Yosemite

Winnie McCroy READ TIME: 3 MIN.

Daniel Talbott, the author of "Yosemite" self describes as "Actor, director, playwright, literary manager, and artistic director (of the Rattlestick Theater)" and as such he has won numerous accolades such as Lambda Literary Award, Caffe Cino Fellowship, and participation the Dublin Gay Theatre Festival. All this speaks to oodles of talent, but art is a very personal thing and I was less than thrilled with "Yosemite". In fact I felt lost.

I love the Rattlestick Theater, the small close-up nature of the space where you arrive after mounting steep stairs into a magical world. This time the set, by Raul Abrego really took over the entire stage area.

It is a dark, snow-covered forest. There are big, beautifully-wrought trees, a perspective backdrop that extends the audience and cast deep into the woods, and a giant hole ready to be dug and dug and dug.

For me, the metaphor of the work precedes the play and begins when the stage manager announces that the only bathroom is behind the stage, over the pile of dirt and thus inaccessible until the play is over. I felt the play was as inaccessible as the WC. It was not for lack of talent; on the contrary the cast was excellent, but I felt they were dealt a blow of slowness, and lackluster dialogue all in the quest for unearthing their secrets.

The play opens in these woods with three siblings. The excellent older brother Seth Numrich recently seen in "Warhorse" is digging while his sister, the middle child, played with complaining gusto by Libby Woodbridge, waits on a fallen log clutching and occasionally rocking what appears to be a baby in a black trash bag.
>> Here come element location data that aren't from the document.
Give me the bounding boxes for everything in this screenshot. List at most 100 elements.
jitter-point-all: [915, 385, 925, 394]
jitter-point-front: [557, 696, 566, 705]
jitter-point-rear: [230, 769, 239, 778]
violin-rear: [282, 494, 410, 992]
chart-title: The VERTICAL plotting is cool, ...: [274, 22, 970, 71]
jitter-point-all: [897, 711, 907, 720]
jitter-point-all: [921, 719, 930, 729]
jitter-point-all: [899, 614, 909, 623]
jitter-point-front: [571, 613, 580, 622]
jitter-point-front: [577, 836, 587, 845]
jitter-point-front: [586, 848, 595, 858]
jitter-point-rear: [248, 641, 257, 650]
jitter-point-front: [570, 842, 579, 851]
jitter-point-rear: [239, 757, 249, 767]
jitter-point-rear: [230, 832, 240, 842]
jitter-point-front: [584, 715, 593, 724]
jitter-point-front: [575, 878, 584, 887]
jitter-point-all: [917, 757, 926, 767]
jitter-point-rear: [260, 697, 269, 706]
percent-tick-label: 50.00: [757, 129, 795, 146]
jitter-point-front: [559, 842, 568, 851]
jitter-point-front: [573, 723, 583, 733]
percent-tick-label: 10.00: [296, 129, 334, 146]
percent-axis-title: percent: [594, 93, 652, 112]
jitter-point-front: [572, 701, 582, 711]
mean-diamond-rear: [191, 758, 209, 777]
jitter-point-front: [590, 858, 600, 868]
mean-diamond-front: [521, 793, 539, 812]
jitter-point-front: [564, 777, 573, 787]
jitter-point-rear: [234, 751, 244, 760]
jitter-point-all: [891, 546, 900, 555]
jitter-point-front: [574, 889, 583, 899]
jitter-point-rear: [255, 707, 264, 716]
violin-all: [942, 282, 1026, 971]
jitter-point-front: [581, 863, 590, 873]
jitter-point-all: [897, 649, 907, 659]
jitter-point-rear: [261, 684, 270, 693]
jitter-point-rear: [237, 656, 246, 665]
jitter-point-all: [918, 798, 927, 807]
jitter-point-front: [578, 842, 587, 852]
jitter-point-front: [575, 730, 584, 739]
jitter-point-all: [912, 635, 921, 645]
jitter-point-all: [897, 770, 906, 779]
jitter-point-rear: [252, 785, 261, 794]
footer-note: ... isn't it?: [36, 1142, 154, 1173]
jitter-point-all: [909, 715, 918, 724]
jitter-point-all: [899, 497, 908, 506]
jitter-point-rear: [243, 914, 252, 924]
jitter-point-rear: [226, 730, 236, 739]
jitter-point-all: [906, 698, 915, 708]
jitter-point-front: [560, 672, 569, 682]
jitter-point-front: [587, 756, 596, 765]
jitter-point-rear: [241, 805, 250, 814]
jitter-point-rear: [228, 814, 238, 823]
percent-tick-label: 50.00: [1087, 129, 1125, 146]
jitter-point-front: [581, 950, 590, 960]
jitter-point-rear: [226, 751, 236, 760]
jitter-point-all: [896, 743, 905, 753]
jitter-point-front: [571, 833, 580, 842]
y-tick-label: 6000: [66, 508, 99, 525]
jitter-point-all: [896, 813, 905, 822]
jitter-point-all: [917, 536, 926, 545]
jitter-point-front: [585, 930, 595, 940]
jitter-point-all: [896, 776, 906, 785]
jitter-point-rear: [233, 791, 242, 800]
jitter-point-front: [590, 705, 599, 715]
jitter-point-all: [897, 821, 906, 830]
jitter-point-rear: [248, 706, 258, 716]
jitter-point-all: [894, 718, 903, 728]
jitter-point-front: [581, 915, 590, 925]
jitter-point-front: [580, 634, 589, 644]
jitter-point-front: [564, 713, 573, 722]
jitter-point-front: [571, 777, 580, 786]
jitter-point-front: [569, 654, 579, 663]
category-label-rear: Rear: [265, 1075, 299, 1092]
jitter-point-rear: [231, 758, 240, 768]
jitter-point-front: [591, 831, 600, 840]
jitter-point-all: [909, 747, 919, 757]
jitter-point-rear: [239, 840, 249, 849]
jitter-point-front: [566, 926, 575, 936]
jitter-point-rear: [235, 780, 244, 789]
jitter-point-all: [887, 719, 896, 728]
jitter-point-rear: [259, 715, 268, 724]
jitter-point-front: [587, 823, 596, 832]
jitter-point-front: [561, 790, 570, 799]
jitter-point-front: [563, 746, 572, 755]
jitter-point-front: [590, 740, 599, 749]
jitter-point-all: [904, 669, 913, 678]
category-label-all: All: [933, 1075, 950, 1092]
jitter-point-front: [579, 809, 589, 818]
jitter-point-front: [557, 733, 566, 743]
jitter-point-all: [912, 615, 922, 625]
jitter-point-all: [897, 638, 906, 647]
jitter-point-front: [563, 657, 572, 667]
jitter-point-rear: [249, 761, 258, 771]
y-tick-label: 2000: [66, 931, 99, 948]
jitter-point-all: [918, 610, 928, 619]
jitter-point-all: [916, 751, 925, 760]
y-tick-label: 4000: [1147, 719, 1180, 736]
We later learn it is her brother Nathan, who died in his crib and their mother, the scary and bipolar seeming Kathryn Erbe, sent the surviving sibs to bury him. The younger bother, Jer, in his pom-pom hat and over-sized woolen coat huddles and finally gives forth with his fantasy of a visit to Disneyland. Noah Galvin plays him to perfection.
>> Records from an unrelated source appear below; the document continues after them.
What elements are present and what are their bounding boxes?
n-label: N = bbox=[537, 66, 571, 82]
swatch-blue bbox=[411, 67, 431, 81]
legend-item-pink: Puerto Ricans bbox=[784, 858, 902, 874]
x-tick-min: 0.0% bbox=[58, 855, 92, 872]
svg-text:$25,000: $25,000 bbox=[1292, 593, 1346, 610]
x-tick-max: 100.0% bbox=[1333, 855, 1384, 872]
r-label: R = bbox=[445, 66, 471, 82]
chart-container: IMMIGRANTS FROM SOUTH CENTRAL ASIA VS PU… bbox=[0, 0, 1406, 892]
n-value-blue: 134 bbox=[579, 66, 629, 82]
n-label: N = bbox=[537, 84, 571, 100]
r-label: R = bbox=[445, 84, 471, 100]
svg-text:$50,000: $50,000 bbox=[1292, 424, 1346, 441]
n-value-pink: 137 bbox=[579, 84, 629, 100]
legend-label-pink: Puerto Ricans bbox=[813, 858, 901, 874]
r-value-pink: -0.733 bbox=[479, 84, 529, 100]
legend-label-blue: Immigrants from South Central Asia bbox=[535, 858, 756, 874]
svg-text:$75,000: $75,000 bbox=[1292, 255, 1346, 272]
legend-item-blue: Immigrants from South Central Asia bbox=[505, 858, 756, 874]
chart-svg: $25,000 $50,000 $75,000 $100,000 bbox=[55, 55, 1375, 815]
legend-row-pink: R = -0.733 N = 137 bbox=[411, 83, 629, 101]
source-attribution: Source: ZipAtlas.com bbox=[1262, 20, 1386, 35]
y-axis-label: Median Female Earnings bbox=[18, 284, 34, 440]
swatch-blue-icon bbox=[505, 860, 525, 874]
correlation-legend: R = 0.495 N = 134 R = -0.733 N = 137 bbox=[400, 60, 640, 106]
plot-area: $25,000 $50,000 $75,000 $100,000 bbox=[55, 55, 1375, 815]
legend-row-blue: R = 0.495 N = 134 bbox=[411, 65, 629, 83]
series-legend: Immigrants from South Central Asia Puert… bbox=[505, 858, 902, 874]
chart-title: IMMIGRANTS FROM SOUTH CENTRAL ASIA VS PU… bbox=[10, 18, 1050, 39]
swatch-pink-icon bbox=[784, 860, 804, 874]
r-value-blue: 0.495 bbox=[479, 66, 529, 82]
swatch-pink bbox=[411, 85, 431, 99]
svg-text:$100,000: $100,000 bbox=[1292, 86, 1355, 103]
I believed these kids were cold. I believed the forest was frightening, but I didn't care enough. They tell tales about what their life was like before their father died. They spout what they recall of their life before moving into the woods to live in a trailer with their mom, her boyfriend, and a series of spiraling life changes.

The stories they tell are not riveting enough to sustain the time spent sitting watching and listening to their angst and wanting for life to change. I am sorry for them, but I either require amazing backstory full of epiphany or language so extraordinary that going to the supermarket is a revelatory experience. I found neither.
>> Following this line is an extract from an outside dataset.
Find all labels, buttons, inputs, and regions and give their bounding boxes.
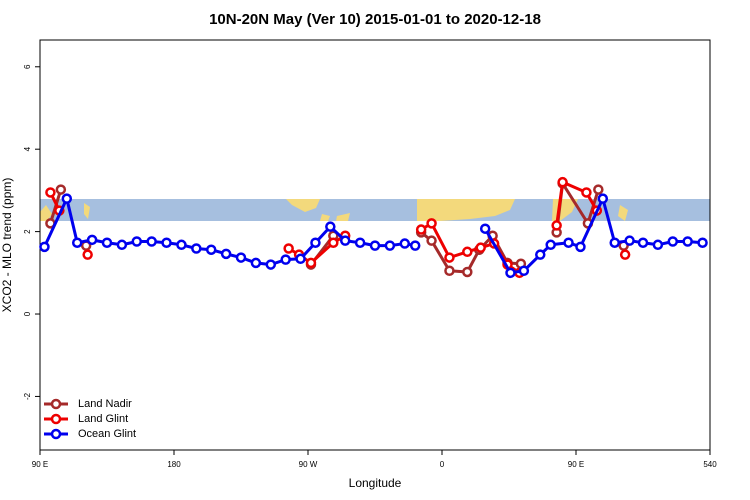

The mother arrives carrying a gun. She finds the children in the woods and alternatively lavishes love upon them and abuses and upbraids them for what scum they are. The mother and oldest son, Jake, have a screaming match so over the top that I had to literally hold my ears to demount the sound to an acceptable level. I am not a fan of volume as a great acting technique.

Each child is spoken to, each shares dreams of escape, desires to move on and live a happy life. As they extol their final wishes we hear a loud BANG. As Chekov said, if you bring a gun onto a stage, it must be fired. It was, and it concluded the play.

I am drawn to well-made family dramas where we see ourselves, as in the specific becomes the universal. I am drawn to strong acting and ownership of characters, but in this case, the play and the pacing fell short on all accounts. The director Pedro Pascal talks about the importance of "Finding action in language. Through language these characters are trying to escape the situation they're in." But I did not find this came through; rather I felt a desire to escape as well, but alas, we were all stuck.